The promised gift, one of the largest ever from an individual to a university, will be used exclusively for student financial aid.
Kluge, 92, an immigrant from Germany who graduated from Columbia 70 years ago, served in the military and went into business in the 1940s. He was president and chairman of Metromedia Inc., overseeing a collection of television stations and various businesses including the Harlem Globetrotters. He lived large: In the 1980s, Washington Post articles described his property near Charlottesville, with a golf course designed by Arnold Palmer, a disco and pheasant hunting.
And he donated, giving money to places such as the University of Virginia and the Library of Congress. He had given more than $110 million to Columbia. He turned over his 7,000-acre Charlottesville estate to the University of Virginia.

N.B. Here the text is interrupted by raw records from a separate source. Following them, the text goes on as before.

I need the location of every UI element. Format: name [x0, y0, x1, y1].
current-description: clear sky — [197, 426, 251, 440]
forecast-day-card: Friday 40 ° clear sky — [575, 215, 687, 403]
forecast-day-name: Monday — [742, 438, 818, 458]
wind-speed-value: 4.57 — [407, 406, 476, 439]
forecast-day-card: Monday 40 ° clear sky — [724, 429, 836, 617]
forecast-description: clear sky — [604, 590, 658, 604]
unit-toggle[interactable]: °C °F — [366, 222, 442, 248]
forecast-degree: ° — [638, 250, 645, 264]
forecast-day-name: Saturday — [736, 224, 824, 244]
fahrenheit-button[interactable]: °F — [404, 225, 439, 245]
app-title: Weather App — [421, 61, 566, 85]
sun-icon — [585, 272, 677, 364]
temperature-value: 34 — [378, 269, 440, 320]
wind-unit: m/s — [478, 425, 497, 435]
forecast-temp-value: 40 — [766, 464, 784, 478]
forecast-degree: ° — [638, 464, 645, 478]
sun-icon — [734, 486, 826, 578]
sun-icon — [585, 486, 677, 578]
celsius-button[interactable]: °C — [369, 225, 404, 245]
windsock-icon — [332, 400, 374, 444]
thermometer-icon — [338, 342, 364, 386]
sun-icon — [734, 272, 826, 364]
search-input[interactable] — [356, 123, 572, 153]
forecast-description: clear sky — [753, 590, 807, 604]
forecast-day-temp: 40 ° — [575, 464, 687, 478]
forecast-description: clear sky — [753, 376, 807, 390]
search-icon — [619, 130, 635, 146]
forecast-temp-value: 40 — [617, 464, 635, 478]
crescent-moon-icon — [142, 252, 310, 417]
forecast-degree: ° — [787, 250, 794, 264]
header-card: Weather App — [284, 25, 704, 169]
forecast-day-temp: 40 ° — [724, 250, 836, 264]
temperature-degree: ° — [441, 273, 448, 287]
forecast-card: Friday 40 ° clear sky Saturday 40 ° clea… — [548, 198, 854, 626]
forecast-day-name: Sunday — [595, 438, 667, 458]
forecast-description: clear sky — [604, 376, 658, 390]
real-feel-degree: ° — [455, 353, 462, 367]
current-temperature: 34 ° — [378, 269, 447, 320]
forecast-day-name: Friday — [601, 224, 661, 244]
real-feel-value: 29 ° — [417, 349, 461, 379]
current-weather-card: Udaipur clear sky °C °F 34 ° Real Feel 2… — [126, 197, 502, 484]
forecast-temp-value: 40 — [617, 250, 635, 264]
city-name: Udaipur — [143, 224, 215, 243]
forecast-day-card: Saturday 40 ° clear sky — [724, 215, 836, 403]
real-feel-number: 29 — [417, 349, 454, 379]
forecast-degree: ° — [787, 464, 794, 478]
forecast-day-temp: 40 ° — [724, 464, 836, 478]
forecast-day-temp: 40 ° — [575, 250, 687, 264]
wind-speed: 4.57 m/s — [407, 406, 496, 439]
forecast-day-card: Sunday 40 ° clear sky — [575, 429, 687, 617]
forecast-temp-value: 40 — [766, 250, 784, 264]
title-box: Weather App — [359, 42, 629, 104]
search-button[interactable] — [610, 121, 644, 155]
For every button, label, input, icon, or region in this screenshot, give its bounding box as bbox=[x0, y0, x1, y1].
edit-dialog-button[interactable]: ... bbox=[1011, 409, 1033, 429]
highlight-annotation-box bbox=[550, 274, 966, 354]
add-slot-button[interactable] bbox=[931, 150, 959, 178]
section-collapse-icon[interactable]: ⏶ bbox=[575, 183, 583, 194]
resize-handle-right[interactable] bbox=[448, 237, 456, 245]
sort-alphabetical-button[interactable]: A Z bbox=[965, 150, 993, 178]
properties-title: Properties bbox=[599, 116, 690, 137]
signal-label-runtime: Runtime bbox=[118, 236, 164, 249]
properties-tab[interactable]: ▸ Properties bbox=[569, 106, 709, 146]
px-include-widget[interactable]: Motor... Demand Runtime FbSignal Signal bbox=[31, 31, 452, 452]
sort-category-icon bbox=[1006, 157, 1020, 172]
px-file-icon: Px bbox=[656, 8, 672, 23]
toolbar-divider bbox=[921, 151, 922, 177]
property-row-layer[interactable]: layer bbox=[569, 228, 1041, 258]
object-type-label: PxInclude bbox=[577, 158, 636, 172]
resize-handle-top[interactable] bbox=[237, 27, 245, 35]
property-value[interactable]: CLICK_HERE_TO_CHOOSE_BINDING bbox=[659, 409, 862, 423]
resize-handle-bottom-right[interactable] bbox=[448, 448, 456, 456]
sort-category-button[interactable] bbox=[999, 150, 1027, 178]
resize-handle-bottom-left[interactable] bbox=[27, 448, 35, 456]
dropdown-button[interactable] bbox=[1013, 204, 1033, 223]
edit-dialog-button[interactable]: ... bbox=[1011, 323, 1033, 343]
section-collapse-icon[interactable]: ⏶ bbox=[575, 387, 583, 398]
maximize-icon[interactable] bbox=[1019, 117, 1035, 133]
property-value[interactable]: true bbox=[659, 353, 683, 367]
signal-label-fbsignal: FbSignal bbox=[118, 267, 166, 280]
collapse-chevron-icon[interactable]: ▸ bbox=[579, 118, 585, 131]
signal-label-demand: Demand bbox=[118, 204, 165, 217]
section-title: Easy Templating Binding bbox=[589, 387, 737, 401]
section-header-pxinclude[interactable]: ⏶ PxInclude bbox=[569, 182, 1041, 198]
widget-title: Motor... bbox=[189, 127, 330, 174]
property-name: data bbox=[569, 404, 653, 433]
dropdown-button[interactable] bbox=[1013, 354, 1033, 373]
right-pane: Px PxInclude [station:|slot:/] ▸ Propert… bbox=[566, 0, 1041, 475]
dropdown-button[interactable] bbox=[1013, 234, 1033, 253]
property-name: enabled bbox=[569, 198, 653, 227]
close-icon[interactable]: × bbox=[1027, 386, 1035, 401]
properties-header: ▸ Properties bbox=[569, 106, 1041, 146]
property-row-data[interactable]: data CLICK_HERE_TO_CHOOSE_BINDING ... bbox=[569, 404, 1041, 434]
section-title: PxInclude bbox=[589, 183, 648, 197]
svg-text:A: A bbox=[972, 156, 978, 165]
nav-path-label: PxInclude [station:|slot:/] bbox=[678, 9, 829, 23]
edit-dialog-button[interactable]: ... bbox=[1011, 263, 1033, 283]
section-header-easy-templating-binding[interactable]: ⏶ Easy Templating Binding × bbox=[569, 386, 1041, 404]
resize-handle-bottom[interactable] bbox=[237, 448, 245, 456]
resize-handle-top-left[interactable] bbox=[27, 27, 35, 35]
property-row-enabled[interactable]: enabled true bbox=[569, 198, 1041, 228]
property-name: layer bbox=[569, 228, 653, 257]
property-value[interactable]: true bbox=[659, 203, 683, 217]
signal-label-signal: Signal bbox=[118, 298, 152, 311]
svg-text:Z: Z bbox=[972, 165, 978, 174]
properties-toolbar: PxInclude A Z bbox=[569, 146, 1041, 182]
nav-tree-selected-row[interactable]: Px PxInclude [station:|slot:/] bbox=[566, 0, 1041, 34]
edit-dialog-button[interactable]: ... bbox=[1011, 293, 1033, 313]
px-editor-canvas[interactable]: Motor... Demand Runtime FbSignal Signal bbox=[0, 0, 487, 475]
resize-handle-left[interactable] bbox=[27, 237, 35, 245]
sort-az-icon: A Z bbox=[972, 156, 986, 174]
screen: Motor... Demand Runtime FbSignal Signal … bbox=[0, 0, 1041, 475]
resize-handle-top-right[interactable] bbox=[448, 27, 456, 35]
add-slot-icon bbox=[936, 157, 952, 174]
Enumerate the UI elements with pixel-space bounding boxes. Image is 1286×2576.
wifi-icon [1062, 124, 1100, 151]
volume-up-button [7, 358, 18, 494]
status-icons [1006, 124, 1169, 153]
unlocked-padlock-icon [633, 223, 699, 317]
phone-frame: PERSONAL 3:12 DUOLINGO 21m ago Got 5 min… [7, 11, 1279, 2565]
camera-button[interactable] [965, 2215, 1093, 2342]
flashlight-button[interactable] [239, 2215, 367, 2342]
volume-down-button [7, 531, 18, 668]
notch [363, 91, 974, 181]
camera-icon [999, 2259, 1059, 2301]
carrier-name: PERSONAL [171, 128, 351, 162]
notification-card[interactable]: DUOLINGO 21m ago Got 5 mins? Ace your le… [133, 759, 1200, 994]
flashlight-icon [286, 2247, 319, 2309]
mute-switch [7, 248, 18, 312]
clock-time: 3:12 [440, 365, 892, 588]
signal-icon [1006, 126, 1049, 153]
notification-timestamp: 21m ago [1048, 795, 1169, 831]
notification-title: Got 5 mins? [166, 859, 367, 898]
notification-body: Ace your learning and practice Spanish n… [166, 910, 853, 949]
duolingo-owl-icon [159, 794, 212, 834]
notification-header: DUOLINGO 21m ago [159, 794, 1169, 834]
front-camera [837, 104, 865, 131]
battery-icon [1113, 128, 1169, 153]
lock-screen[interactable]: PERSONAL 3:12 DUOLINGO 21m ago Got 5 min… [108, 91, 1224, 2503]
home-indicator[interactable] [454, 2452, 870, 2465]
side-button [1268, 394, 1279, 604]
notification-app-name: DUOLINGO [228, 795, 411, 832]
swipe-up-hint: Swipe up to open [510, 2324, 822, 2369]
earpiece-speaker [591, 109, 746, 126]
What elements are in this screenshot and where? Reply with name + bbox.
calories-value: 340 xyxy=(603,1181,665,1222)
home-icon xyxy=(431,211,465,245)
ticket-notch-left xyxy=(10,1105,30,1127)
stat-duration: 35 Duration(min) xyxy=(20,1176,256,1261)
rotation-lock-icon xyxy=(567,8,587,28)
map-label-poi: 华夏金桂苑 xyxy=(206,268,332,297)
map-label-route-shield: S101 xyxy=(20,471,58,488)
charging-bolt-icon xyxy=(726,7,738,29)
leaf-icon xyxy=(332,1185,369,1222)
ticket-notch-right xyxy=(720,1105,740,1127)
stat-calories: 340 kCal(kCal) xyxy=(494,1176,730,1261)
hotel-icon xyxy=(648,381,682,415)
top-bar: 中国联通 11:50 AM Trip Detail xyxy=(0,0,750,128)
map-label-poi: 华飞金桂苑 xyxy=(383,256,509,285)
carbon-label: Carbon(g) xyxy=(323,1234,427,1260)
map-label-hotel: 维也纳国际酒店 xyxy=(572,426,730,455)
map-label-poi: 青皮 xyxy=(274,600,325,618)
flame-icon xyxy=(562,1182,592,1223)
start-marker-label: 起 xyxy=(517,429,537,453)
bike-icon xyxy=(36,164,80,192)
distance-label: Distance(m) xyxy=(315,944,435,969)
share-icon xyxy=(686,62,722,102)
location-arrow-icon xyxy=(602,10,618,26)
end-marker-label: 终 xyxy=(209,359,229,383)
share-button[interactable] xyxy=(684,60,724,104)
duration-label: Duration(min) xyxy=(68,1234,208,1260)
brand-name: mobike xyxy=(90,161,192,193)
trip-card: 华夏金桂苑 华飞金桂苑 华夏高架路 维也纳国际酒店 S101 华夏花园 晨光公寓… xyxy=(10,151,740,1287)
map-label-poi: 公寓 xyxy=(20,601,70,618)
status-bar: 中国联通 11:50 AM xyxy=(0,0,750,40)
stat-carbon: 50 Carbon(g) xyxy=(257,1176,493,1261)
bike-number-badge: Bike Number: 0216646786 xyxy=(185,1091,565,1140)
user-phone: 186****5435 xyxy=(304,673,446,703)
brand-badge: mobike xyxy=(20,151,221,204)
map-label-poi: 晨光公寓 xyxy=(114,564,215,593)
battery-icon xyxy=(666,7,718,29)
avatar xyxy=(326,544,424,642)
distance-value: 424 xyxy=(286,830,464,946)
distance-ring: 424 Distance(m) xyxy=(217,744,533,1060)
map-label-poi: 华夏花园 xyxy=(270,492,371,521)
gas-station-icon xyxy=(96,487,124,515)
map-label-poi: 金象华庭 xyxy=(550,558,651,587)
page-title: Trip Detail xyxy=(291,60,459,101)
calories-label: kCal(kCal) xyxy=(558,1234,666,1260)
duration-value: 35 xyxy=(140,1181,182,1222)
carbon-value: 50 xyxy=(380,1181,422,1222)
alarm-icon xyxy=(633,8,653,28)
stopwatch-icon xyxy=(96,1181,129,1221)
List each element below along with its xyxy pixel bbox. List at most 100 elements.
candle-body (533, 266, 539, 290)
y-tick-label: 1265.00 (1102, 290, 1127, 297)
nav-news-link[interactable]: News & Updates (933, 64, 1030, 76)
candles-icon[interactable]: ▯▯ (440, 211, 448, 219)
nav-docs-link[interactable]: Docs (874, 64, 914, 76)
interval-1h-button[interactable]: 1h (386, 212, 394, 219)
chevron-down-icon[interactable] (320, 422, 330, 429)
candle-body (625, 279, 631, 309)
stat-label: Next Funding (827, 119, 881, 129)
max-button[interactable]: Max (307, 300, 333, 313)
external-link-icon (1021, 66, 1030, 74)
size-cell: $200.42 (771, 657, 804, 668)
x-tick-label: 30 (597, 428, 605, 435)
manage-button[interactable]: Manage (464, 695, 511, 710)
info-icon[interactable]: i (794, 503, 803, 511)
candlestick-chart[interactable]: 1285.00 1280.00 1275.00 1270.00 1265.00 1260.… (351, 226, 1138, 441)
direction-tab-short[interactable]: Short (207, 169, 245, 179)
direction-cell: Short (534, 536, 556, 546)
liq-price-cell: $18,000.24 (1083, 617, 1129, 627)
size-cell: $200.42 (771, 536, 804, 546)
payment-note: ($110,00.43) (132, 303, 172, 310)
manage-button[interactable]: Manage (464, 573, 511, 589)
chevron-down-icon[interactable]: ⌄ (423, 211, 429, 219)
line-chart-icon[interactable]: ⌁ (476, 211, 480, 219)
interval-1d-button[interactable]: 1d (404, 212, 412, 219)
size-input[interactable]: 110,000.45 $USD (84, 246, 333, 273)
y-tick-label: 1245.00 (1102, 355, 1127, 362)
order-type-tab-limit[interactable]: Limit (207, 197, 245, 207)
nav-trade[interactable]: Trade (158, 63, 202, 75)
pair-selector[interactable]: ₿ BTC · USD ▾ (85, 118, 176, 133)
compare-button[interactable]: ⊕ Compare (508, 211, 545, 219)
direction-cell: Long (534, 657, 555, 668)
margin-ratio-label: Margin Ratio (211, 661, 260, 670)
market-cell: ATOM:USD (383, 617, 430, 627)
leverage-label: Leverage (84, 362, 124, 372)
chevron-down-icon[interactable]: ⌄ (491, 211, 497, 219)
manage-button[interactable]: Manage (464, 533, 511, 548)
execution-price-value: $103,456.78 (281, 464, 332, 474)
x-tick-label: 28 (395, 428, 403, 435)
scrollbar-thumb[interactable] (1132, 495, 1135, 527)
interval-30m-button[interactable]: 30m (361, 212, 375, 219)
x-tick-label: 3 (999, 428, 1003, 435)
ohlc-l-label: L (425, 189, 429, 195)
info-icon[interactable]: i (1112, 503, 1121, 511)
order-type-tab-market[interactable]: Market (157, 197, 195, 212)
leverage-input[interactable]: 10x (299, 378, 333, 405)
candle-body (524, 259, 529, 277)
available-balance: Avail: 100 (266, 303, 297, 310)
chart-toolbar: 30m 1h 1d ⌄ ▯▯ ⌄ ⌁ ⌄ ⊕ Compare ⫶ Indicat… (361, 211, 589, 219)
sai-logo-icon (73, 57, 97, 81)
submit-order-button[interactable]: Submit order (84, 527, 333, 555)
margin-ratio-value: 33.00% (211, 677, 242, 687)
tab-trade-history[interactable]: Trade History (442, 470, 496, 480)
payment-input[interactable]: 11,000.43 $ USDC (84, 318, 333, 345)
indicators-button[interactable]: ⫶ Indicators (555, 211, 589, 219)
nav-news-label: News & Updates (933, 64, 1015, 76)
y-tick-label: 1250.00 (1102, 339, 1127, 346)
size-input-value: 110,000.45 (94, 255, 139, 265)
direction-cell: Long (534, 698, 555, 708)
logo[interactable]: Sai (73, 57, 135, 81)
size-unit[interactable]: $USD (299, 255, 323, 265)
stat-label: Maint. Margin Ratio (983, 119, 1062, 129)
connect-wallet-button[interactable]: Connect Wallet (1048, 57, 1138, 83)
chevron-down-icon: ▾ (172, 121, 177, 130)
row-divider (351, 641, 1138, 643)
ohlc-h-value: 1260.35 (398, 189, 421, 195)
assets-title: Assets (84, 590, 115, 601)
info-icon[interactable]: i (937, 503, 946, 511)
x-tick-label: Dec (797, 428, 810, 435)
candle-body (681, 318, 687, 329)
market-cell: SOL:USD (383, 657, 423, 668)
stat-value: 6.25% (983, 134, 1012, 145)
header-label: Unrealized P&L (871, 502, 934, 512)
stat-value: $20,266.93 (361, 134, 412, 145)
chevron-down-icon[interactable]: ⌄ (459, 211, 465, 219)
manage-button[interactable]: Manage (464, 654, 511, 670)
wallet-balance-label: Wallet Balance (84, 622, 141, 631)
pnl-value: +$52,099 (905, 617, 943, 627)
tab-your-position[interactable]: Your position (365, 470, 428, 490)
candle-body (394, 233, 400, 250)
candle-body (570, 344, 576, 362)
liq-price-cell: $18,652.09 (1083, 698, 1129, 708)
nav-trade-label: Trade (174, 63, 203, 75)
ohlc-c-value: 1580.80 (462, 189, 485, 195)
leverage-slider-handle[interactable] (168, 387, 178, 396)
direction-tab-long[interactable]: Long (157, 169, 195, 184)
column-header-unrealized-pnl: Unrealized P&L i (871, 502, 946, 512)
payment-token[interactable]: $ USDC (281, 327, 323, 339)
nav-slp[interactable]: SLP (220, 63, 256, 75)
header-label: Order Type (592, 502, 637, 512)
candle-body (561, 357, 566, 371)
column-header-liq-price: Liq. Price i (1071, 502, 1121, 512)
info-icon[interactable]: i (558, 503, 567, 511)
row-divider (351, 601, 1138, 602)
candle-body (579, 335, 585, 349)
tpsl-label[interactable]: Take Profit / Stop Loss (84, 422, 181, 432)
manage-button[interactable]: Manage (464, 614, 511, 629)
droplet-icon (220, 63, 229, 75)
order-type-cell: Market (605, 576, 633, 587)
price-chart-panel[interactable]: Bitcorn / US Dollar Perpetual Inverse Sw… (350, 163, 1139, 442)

His gift is the largest for student aid at an institution, said John Lippincott, president of the Council for Advancement and Support of Education.
As college tuition continues to outpace the rising cost of living, some schools have put increasing emphasis on finding ways to make education more affordable. Last year, Columbia announced that students from families earning less than $50,000 a year would get grants, not loans, to cover costs; several other schools have begun similar programs.
At a ceremony yesterday in New York to announce the gift, Kluge said that he wanted to ensure that Columbia remained a place for the best and the brightest -- and that, because its endowment was not nearly as large as many peer institutions, the university would require that support.
Philanthropy to higher education has been doubling every decade, Lippincott said. "We're now at about $28 billion a year."